This answer is from common knowledge rather than specific infield expertise. The question could be more expertly answered by other members.
If you really want to pursue this type of calculation, it's possible that something like INPS-MD
de novo -> protein structure stability from variants will provide an answer. So maybe compare the outputs with AlphaFold
?
Intuitively, I don't think it's cool, just my opinion. In my opinion, an experimentally derived structure is required as the basis for your calculation, where you want to consider the impact of an amino acid mutation.
It's important to separate de novo prediction from variant prediction. Alphafold is de novo prediction. What you are looking at is structure stability from a variant (see Summary). That's my core answer, these different calculations. To explain this more clearly ...

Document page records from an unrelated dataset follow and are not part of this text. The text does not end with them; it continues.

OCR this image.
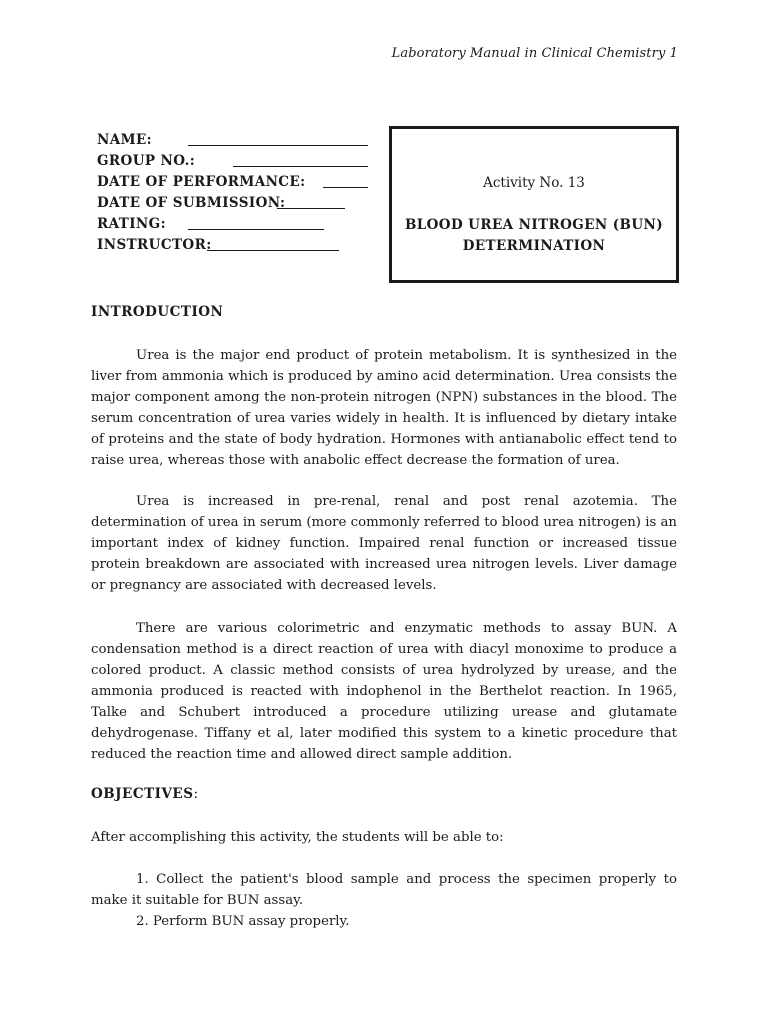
Laboratory Manual in Clinical Chemistry 1
NAME:
GROUP NO.:
DATE OF PERFORMANCE:
DATE OF SUBMISSION:
RATING:
INSTRUCTOR:
Activity No. 13
BLOOD UREA NITROGEN (BUN)
DETERMINATION
INTRODUCTION
Urea is the major end product of protein metabolism. It is synthesized in the liver from ammonia which is produced by amino acid determination. Urea consists the major component among the non-protein nitrogen (NPN) substances in the blood. The serum concentration of urea varies widely in health. It is influenced by dietary intake of proteins and the state of body hydration. Hormones with antianabolic effect tend to raise urea, whereas those with anabolic effect decrease the formation of urea.
Urea is increased in pre-renal, renal and post renal azotemia. The determination of urea in serum (more commonly referred to blood urea nitrogen) is an important index of kidney function. Impaired renal function or increased tissue protein breakdown are associated with increased urea nitrogen levels. Liver damage or pregnancy are associated with decreased levels.
There are various colorimetric and enzymatic methods to assay BUN. A condensation method is a direct reaction of urea with diacyl monoxime to produce a colored product. A classic method consists of urea hydrolyzed by urease, and the ammonia produced is reacted with indophenol in the Berthelot reaction. In 1965, Talke and Schubert introduced a procedure utilizing urease and glutamate dehydrogenase. Tiffany et al, later modified this system to a kinetic procedure that reduced the reaction time and allowed direct sample addition.
OBJECTIVES:
After accomplishing this activity, the students will be able to:
1. Collect the patient's blood sample and process the specimen properly to make it suitable for BUN assay.
2. Perform BUN assay properly.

Good variant stability calculators are DUET (2014) and INPS-MD (2016), amongst others. Just to reiterate, a good starting point is an experimentally derived protein structure.
The webservers are here:
I personally don't know Alphafold
but understand its predecessors which accommodate convolutions by leveraging deep-learning. The basis of the predecessor's calculations firstly are de novo prediction and secondly can miss the impact of variants if they are not directly involved in the core-algorithm. It's about identifying which amino acids are interacting considering all available homologous amino acids within a database. The calculation can predict local interactions with extreme accuracy, but it's a prediction. It will also depend on whether there are single amino acid changes or two- or more amino acid changes (they could compensate each other, particularly for a natural variant).
In contrast, DUET and INPS-MD, amongst a lot of other similar programs, consider the property shift of an individual amino acid in relation to its immediate local stereo-chemical environment measured by a shift of free-energy.
Essentially, these are two sets of very different calculations.
Summary The problem I intuitively see is if de novo prediction in any form is used, okay they are very good, but they're just predictions. Variant structural predictions are also just predictions which are very widely respected. Stacking de novo prediction onto predicting protein structure stability resulting from variants has scope for error, especially if there was some hidden non-linear effect.
There could be additional issues because the de novo calculations immediately prior to Alphafold
don't predict the precise local distances.
AlphaFold
would simply respond
'it's not been trained'
They'd want a wet-lab experimental dataset with wild-type vs. variants, if these exist with sufficient abundance to prevent over-training. It would be a very skewed dataset so of limited application in my personal opinion.